Little can unite a nation like the Olympic Games. With its finest athletes battling for national pride, a country can come together for a purpose. That pride of citizenship can be multiplied by the ability to watch those games unfold
Little can unite a nation like the Olympic Games. With its finest athletes
battling for national pride, a country can come together for a
purpose.
That pride of citizenship can be multiplied by the ability to
watch those games unfold on television.
This year, NBC has opened three of
its networks, the broadcast station, CNBC and MSNBC to air segments of the 2000
Games in Sydney, Australia.

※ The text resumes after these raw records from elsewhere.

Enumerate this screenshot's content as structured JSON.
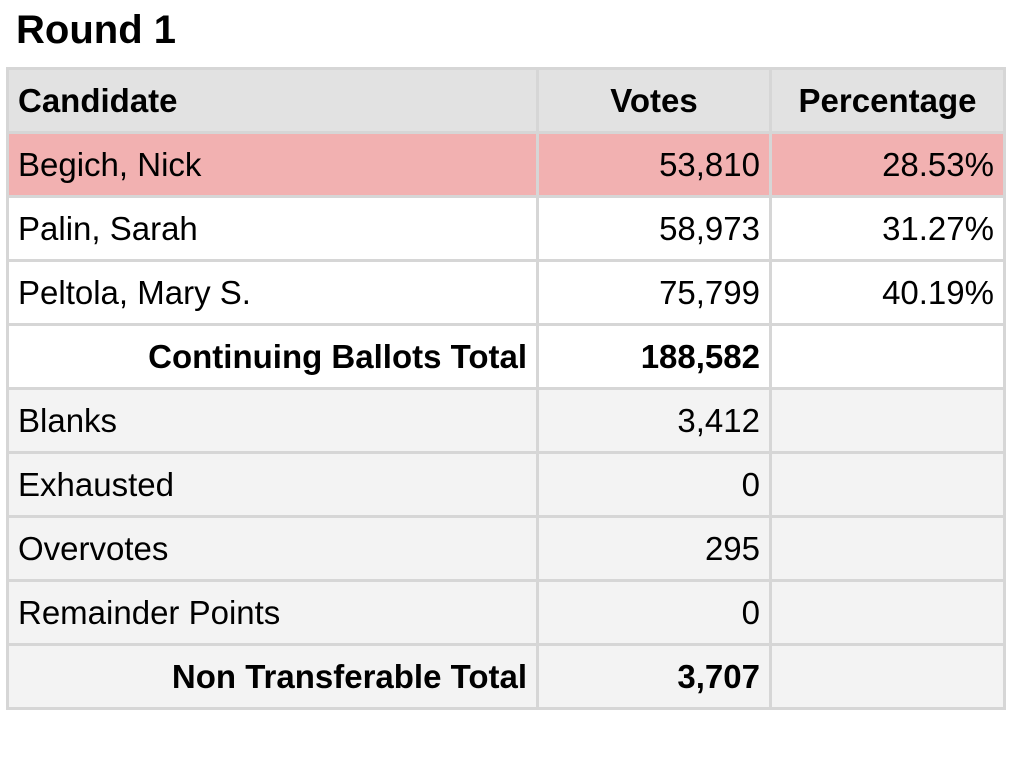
{
  "title": "Round 1",
  "table": {
    "header": [
      "Candidate",
      "Votes",
      "Percentage"
    ],
    "rows": [
      [
        "Begich, Nick",
        "53,810",
        "28.53%"
      ],
      [
        "Palin, Sarah",
        "58,973",
        "31.27%"
      ],
      [
        "Peltola, Mary S.",
        "75,799",
        "40.19%"
      ],
      [
        "Continuing Ballots Total",
        "188,582"
      ],
      [
        "Blanks",
        "3,412"
      ],
      [
        "Exhausted",
        "0"
      ],
      [
        "Overvotes",
        "295"
      ],
      [
        "Remainder Points",
        "0"
      ],
      [
        "Non Transferable Total",
        "3,707"
      ]
    ]
  }
}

On Kaua’i, however, cable subscribers are seeing
just one of those options, the broadcast station. MSNBC and CNBC events are not
available to the garden island.
The fault, according to Garden Isle
Telecommunications President Bill Harkins, does not lie with his company.
To air the portions of the Games being shown on the two cable networks,
NBC mandated that Harkins purchase a station called Value Vision. Further,
Harkins would have had to sign an eight-year contract with the new station.
“We were going to have to buy more,” Harkins said. “And that would have
meant a rate hike for our customers.
“I was trying to do what’s best for
the masses. Basically, what (NBC) is doing is like blackmail.”
That so
because the network, which did not respond to attempts for comment, tied its
willingness to give island residents full Olympic coverage with the cable
companies’ agreement to buy more product.
It is a similar situation,
Harkins said, to the one recently unfolded by The Disney Channel. The cable
channel, a premium station for years, decided to take itself off the docket as
a premium selection.
“It was either add Disney to your basic channel list,
or lose it,” Harkins said. “So I went around and asked each first-grade class.
I realized, in that situation, it was best to add the channel.
“That wasn’t
the case with the Olympic stuff.”
Kaua’i viewers do stand to miss a
sizeable chunk of coverage, including the highly publicized team sports of
basketball, baseball and soccer. Those events air on MSNBC. Non-traditional
sports like fencing, weightlifting and cycling are broadcast on CNBC.
“I
haven’t gotten too many calls on it,” Harkins said. “But I know there are
people who want to be able to see it.”
Including Harkins. Garden Isle
Telecommunications sponsors a local girls’ soccer team, making it even harder
on Harkins.
“I like women’s soccer, and it’s hard to make a decision like
this,” Harkins said. “But somebody has to put their foot down, or these
companies can just keep buying stations, forcing cable companies to pay for
them and, in turn, forcing us to raise rates.”
A call to the Federal Trade
Commission in Washington D.C. also went unreturned.